Banville is a prizewinning literary novelist, but he is also a critic, former literary editor of The Irish Times, playwright, screenwriter and developer of a TV series.

He has been compared to the English novelist Graham Greene, famous for his “entertainments.” Banville’s contribution to that genre is a series of detective novels written under his nom de plume, Benjamin Black, featuring Dublin pathologist Garret Quirk, which has been successfully adapted for television.

Snow is a classic policier in the Benjamin Black mode that features a young Irish detective called St. John (pronounced “Sinjun”) Strafford. Set in 1950s Ireland, it starts out with the murder of a priest in a country house in Wexford. Detective Strafford is sent from Dublin to investigate. He finds a host of suspects including the members of  the Osborne family (4) and their staff, who were all in the house the night of the murder.

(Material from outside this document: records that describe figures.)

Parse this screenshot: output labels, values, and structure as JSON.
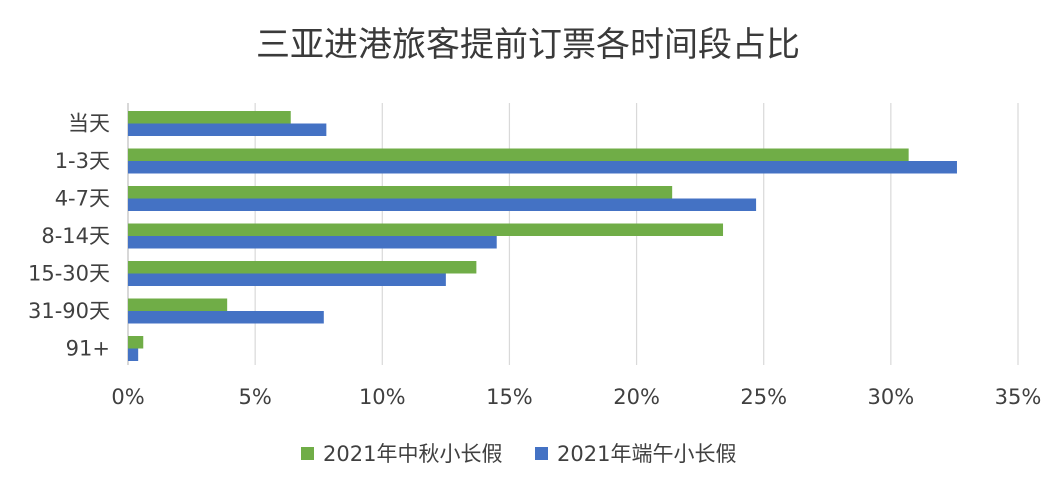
{
  "chart_data": {
    "type": "bar",
    "orientation": "horizontal",
    "title": "三亚进港旅客提前订票各时间段占比",
    "categories": [
      "当天",
      "1-3天",
      "4-7天",
      "8-14天",
      "15-30天",
      "31-90天",
      "91+"
    ],
    "series": [
      {
        "name": "2021年中秋小长假",
        "color": "#70ad47",
        "values": [
          6.4,
          30.7,
          21.4,
          23.4,
          13.7,
          3.9,
          0.6
        ]
      },
      {
        "name": "2021年端午小长假",
        "color": "#4472c4",
        "values": [
          7.8,
          32.6,
          24.7,
          14.5,
          12.5,
          7.7,
          0.4
        ]
      }
    ],
    "xlim": [
      0,
      35
    ],
    "xticks": [
      0,
      5,
      10,
      15,
      20,
      25,
      30,
      35
    ],
    "tick_format": "percent",
    "xlabel": "",
    "ylabel": "",
    "grid": true,
    "legend_position": "bottom"
  }
}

One detail of the murder which draws his immediate attention is the fact that the priest has been expertly castrated.

As Strafford attempts to find the person responsible for the priest’s demise, he unearths secrets  about the Osbourne’s and the dark undercurrents in 1950s Irish society. The Osbourne’s are Anglo-Irish Protestant landowners who trace their arrival in Ireland back to the time of Oliver Cromwell. They are a stark contrast (5%) to the overwhelming Catholic population in Ireland.

What distinguishes Strafford from almost all of is colleagues in the Garda, the Irish police force, is that he is likewise a Protestant. Strafford confuses the Osbourne’s by being one of them, yet potentially, their enemy. The family is  bizarre and riven with mutual antagonisms. each member has personality traits which make them prime suspects.

The plot thickens, and it keeps the reader guessing. The title of the book is reflected in the weather, which seems to permeate every page. Reminds me of  Joyce’s novella, “The Dead,” with concluding lines, “Snow was general all over Ireland…” Banville has once again written a TOP SHELF book which will capture the reader’s interest.